Ezzat and his colleagues studied the protein corona of respiratory syncytial virus (RSV) in different biological fluids. RSV is the most common cause of acute lower respiratory tract infections in young children worldwide, leading up to 34 million cases and 196,000 fatalities each year.
“The protein corona signature of RSV in the blood is very different from that in lung fluids. It is also different between humans and other species such as rhesus macaque monkeys, which also can be infected with RSV,” Ezzat noted. “The virus remains unchanged on the genetic level. It just acquires different identities by accumulating different protein coronae on its surface depending on its environment. This makes it possible for the virus to use extracellular host factors for its benefit, and we’ve shown that many of these different coronae make RSV more infectious.”
Interestingly, the researchers also found that viruses such as RSV and herpes simplex virus type 1 (HSV-1) can bind a special class of proteins called amyloid proteins. Amyloid proteins aggregate into plaques that play a part in Alzheimer’s disease where they lead to neuronal cell death. The mechanism behind the connection between viruses and amyloid plaques has been hard to find till now, but the research team found that HSV-1 is able to accelerate the transformation of soluble amyloid proteins into thread-like structures that constitute the amyloid plaques. In animal models of Alzheimer’s disease, they saw that mice developed the disease within 48 hours of infection in the brain. In the absence of an HSV-1 infection, the process normally takes several months.

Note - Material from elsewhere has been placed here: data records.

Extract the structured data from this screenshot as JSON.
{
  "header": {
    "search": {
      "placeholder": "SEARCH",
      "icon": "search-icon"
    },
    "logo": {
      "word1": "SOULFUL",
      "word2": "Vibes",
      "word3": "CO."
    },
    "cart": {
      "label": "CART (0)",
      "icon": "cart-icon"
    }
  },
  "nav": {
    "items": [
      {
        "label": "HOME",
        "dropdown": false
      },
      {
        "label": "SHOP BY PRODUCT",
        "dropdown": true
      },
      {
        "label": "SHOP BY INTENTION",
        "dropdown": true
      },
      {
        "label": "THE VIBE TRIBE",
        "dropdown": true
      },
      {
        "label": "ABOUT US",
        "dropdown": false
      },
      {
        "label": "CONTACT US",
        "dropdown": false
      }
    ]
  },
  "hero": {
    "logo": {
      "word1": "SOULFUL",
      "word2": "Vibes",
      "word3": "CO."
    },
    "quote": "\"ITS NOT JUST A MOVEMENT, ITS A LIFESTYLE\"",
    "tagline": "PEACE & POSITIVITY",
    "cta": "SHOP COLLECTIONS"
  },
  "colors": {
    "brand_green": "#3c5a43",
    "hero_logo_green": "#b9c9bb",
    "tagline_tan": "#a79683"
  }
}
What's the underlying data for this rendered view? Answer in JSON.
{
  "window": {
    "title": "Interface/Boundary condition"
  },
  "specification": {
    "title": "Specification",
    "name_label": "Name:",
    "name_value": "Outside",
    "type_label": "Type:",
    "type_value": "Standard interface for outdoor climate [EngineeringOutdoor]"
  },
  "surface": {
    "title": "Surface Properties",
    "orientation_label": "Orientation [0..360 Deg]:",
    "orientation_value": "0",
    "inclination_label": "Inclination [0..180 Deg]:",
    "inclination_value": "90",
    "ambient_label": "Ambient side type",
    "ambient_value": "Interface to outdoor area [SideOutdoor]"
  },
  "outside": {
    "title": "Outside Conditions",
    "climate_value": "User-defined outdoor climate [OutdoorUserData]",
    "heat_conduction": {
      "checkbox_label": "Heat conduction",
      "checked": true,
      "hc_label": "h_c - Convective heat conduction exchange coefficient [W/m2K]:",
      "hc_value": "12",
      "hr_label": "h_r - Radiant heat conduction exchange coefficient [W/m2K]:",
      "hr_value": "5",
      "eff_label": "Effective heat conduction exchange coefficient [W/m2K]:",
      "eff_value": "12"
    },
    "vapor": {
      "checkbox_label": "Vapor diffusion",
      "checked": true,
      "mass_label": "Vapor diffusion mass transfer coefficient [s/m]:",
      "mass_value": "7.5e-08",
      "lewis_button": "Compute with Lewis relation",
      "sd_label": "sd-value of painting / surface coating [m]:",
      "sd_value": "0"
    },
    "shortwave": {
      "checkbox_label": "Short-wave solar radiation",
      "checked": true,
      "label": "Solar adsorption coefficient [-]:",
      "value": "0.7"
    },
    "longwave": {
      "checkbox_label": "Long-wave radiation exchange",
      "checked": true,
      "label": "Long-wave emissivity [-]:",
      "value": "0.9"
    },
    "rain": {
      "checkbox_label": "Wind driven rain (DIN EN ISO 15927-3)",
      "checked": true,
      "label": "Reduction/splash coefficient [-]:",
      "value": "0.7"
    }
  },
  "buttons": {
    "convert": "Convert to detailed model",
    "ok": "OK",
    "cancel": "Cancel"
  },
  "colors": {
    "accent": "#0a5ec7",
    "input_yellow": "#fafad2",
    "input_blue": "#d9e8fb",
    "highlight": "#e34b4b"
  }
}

“The novel mechanisms described in our paper can have an impact not only on understanding new factors determining how infectious a virus is, but also on devising new ways to design vaccines,” Ezzat concluded. “In addition, describing a physical mechanism that links viral and amyloid causes of disease adds weight to the increasing research interest in the role of microbes in neurodegenerative disorders such as Alzheimer’s disease and opens up new avenues for treatments.”